Lockport Union-Sun & Journal Online

Communities

March 21, 2007

IDENTITY DISCLOSURE: City unions angry over Social Security disclosure

Editor’s note: Paul Lane is a staff reporter with the Union-Sun’s sister paper, the Niagara Gazette. He was not involved in the original reporting of city workers’ salaries.



Unionized municipal workers in the city are upset that a Freedom of Information request the city clerk recently fulfilled included employees’ Social Security numbers.

For a story that ran March 14 on city workers’ salaries, the Union-Sun & Journal received a list of city employee pay and benefits. Also accidentally included in the documents sent to the newspaper by City Clerk Richard Mullaney were the workers’ Social Security numbers.

The City of Lockport Union Partnership, a group consisting of five city unions — the police Hickory Club, CSEA, City of Lockport Department Heads Association, Lockport Professional Firefighters Association and AFSCME — sent a press release Tuesday afternoon critical of the city for making the mistake and the paper for not returning the documents, citing identity theft concerns.

“Over the past week or so, a local newspaper chose a convenient target — the employees of the City of Lockport — upon which to lay blame for the taxes we all pay. In its zeal to assist the newspaper, the leadership of the city quickly provided the salary, pension, health care costs and ... the Social Security numbers for all city employees,” the unions’ release said. “The reporter who received the information and had it in her possession for an estimated three days failed ethically by not returning the information immediately.”

Tim Marren, the US&J;’s managing editor, said the reporter who wrote the story, Joyce Miles, didn’t realize that Social Security numbers were on the documents until after the story ran, and that the paper hadn’t asked for those numbers in its Freedom of Information request. The numbers were blacked out after Mullaney notified Miles of the error, Marren said, and the documents were then shredded at the request of City Attorney John Ottaviano.

Todd Chenez, president of the police Hickory Club union, has no issue with the salaries being printed. His only concern is in keeping his union members safe — especially in light of their potentially hazardous work.

“It’s public record,” said Chenez, speaking only on behalf of the Hickory Club, of the salaries. “We work hard. Every single person in this department earns what they get ... What I do have a little bit of a problem with is sensitive information being given that shouldn’t be given. Was it a mistake? I hope that it was, and I’m sure that it was.”

Chenez hopes that bringing this matter to light will prevent future accidents like this from occurring.

“I’m not asking for anyone’s head,” he said. “I just want to make sure something like this doesn’t happen again.”

The city’s fire union head also took issue with Mullaney’s error.

“When a mistake happens, there always seems to be ... at least from a firefighter’s point of view, some type of repercussion that comes out of it,” said Sam Oakes, president of the firefighters association. “A mistake was made, and he needs to be held responsible.
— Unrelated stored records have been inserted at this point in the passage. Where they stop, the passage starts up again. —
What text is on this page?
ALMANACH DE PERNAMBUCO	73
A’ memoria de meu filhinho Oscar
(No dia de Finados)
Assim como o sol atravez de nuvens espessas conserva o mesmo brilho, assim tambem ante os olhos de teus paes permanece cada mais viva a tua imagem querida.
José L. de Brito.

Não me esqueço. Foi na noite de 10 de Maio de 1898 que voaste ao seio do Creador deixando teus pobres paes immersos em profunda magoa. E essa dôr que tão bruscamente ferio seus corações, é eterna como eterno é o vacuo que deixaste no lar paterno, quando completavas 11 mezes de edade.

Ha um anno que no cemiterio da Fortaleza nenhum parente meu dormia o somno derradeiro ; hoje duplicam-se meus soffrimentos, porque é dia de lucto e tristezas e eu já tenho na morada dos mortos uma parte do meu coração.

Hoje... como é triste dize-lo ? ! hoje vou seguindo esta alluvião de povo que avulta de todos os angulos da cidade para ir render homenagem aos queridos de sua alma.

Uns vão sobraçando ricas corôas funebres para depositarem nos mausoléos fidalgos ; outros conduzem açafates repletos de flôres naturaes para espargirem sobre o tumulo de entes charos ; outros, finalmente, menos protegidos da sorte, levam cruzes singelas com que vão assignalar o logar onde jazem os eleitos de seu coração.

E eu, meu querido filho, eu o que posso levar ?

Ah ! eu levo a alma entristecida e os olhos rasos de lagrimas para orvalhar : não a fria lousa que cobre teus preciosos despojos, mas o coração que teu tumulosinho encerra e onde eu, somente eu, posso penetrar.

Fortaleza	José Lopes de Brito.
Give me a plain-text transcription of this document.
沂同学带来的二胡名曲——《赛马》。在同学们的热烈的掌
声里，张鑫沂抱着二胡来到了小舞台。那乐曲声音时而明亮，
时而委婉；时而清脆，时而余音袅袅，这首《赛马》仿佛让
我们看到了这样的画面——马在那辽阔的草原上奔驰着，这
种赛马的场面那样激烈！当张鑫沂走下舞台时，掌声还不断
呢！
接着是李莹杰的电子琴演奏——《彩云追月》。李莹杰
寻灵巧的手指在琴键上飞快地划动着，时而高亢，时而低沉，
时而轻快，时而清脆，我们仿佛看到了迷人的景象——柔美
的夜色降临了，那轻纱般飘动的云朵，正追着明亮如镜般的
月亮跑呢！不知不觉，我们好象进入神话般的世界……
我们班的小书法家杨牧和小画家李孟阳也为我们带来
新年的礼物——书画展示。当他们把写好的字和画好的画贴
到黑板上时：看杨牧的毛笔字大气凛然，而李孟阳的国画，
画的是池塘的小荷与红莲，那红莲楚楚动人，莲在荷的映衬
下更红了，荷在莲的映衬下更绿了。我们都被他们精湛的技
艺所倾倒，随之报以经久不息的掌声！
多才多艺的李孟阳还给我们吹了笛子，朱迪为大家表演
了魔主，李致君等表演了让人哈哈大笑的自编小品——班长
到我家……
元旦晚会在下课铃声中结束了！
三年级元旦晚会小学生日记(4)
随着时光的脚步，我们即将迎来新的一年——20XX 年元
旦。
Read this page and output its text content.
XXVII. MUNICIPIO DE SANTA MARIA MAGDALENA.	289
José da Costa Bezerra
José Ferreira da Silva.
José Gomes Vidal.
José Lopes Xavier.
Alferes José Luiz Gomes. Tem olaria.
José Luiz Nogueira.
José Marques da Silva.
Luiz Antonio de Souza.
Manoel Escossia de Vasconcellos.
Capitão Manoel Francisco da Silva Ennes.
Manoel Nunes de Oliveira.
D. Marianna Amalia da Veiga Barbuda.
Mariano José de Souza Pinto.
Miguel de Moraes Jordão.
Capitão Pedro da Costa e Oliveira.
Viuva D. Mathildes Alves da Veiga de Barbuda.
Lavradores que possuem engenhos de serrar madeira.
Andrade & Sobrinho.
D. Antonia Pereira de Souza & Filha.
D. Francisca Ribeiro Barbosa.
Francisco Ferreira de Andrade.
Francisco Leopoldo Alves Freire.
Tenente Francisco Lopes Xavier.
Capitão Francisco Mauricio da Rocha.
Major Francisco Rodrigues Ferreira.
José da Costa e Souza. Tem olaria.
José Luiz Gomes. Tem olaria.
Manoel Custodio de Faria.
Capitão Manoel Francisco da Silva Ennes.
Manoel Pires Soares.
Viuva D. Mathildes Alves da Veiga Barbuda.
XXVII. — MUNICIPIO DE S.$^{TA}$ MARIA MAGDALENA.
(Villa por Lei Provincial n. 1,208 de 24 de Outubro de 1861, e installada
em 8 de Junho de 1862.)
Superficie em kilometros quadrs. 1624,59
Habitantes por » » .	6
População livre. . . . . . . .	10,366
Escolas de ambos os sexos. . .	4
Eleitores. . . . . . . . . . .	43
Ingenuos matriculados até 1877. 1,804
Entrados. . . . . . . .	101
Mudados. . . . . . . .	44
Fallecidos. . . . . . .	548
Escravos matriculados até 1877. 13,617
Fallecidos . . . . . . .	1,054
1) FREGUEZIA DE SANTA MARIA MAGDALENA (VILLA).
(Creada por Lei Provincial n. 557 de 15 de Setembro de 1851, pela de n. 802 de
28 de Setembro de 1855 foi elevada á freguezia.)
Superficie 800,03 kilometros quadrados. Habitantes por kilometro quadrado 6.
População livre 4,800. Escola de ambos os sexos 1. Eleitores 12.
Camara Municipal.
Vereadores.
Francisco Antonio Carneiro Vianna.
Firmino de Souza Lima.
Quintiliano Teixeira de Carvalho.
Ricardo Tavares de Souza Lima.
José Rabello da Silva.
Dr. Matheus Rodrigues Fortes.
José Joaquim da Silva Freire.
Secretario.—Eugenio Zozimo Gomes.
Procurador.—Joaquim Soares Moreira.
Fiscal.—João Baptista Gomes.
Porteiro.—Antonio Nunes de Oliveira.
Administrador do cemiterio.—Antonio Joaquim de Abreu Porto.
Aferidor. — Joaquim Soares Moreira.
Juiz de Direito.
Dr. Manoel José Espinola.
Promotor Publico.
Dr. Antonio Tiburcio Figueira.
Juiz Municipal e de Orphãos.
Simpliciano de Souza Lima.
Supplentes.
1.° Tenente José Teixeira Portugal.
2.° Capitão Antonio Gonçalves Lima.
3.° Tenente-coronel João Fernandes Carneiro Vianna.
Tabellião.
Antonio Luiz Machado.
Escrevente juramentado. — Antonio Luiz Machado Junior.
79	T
What action is taken, I guess, is up to the mayor.”

Lockport Mayor Michael Tucker said no disciplinary action would be taken.

“It was human error,” he said. “It’s an unfortunate thing. I don’t take it lightly ... We certainly apologize for that.”

Tuesday afternoon, Ottaviano drew up an affidavit for Miles to sign to reaffirm she did nothing with the numbers but destroy them upon realizing what they were. A letter was also sent to all city employees by his office telling them about a violation of privacy, a move Oakes agrees with, considering some retirees whose information was included in the documents might not live in town and might not know what’s going on.

The city’s health care provider is also removing employees’ Social Security numbers from all documentation, Tucker said. Instead, workers will be assigned identification numbers that will only be known to the provider so as to further protect their identities, he said. Social Security numbers will no longer be listed on the public documents.

“If this would happen again ... it would simply be the ID number on the paperwork,” Tucker said.

All things considered, Ottaviano was satisfied with the response to the situation.

“That’s the best I could do given the circumstances,” he said.

He’s glad that action was taken, but Chenez disagrees with any people who have said that the matter is incidental.

“If it’s not that big a deal, give me your name, your address and your Social Security number, and I’ll put it on a desk and I’ll leave it there for a few days,” he said.